O Banco Central do Brasil (Bacen) tem utilizado a resposta mais comum à escalada nos preços: o aumento da taxa básica de juros da economia, a Selic. Nesse caso, pressupõe que as pessoas desejam comprar mais produtos do que está disponível na economia, um excesso de demanda. A Selic é basicamente a taxa de juros com a qual o governo pega dinheiro emprestado. Como o governo é o maior agente da economia e geralmente paga suas contas em dia, essa taxa se torna um parâmetro para todas as outras taxas de juros da economia.

O mecanismo por detrás dessa política é relativamente simples. Inicialmente, o Bacen anuncia que vai aumentar os juros, e, com isso, ocorre um aumento geral nas outras taxas de juros da economia. Como resultado, fica mais atrativo manter o dinheiro no banco ao invés de gastar, e mais caro pegar dinheiro emprestado nos bancos. Consequentemente, menos dinheiro é injetado na economia, menos produtos são vendidos. Com estoques cada vez maiores, a expectativa é que os vendedores abaixarão os preços, reduzindo a inflação.

Mas, o que acontece se os estoques dos vendedores não aumentarem? E se a fonte da inflação não for um excesso de demanda? Talvez o Bacen devesse repensar essas questões antes de aplicar novos aumentos de juros. Na prática, observa-se em vários setores uma escassez de insumos, causada principalmente pelos períodos de lockdown por conta da Covid-19. Com isso, os vendedores têm produzido menos e cobrado mais caro pelos produtos. Nesse caso, é difícil imaginar que o aumento da Selic levará ao aumento dos estoques.

Alternativamente, grande parte dos produtos, apesar de feitos no Brasil, são precificados internacionalmente.
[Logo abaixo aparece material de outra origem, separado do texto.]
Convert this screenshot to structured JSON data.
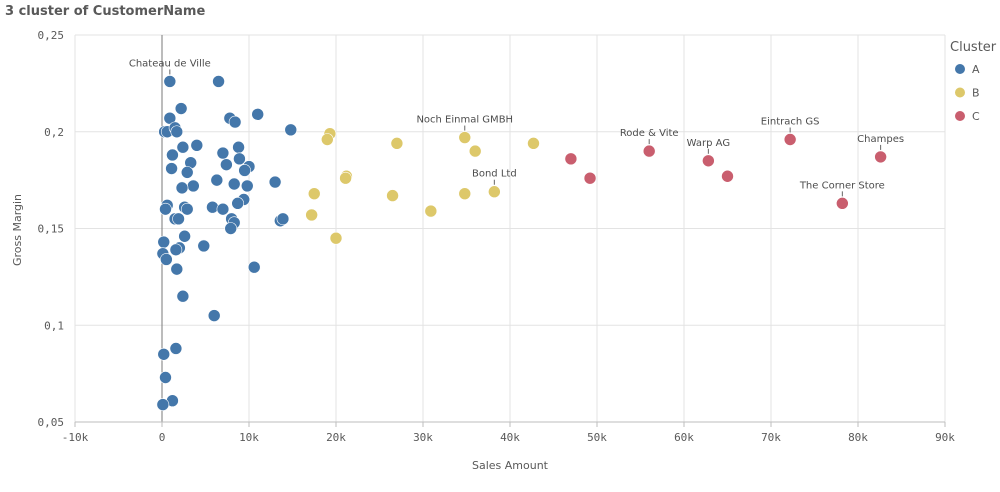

Por exemplo, o óleo de soja pode ser vendido tanto no Brasil quanto na China, portanto, os preços nos dois países devem estar alinhados. Adicionalmente, ao longo da pandemia, o Real foi uma das moedas que mais se desvalorizou. Como efeito, os produtos importados ficaram mais caros, assim como aqueles produtos que o Brasil produz e podem ser vendidos para outros países. Esse efeito câmbio pesa diretamente no bolso do consumidor ao comprar o produto final e, indiretamente, no custo do produtor, tornando o preço dos produtos finais mais salgados.

Somando os dois efeitos, não teríamos necessariamente uma inflação causada por excesso de demanda, mas, principalmente, pela desvalorização cambial e pela falta de insumos. Nesse caso, possivelmente, o Bacen está usando um remédio que não “ataca o foco da doença”. No máximo, o incremento da Selic pode aumentar a demanda pela moeda brasileira e valorizar o câmbio, afetando indiretamente o preço dos produtos importados.

Outro efeito indireto da elevação dos juros é a perda de dinamismo da atividade econômica, isto é, talvez o remédio pode estar matando o paciente, que seria a economia brasileira. E pior, o trabalhador assalariado, geralmente é o mais afetado, afinal, como manter as contas em dia quando o salário aumenta uma vez por ano - quando aumenta - enquanto os preços crescem a cada ida ao mercado? Não é à toa que a inflação é denominada "o imposto sobre os mais pobres".

Guilherme Marques Moura, doutor em Desenvolvimento Econômico, é professor da Escola de Negócios da Universidade Positivo (UP).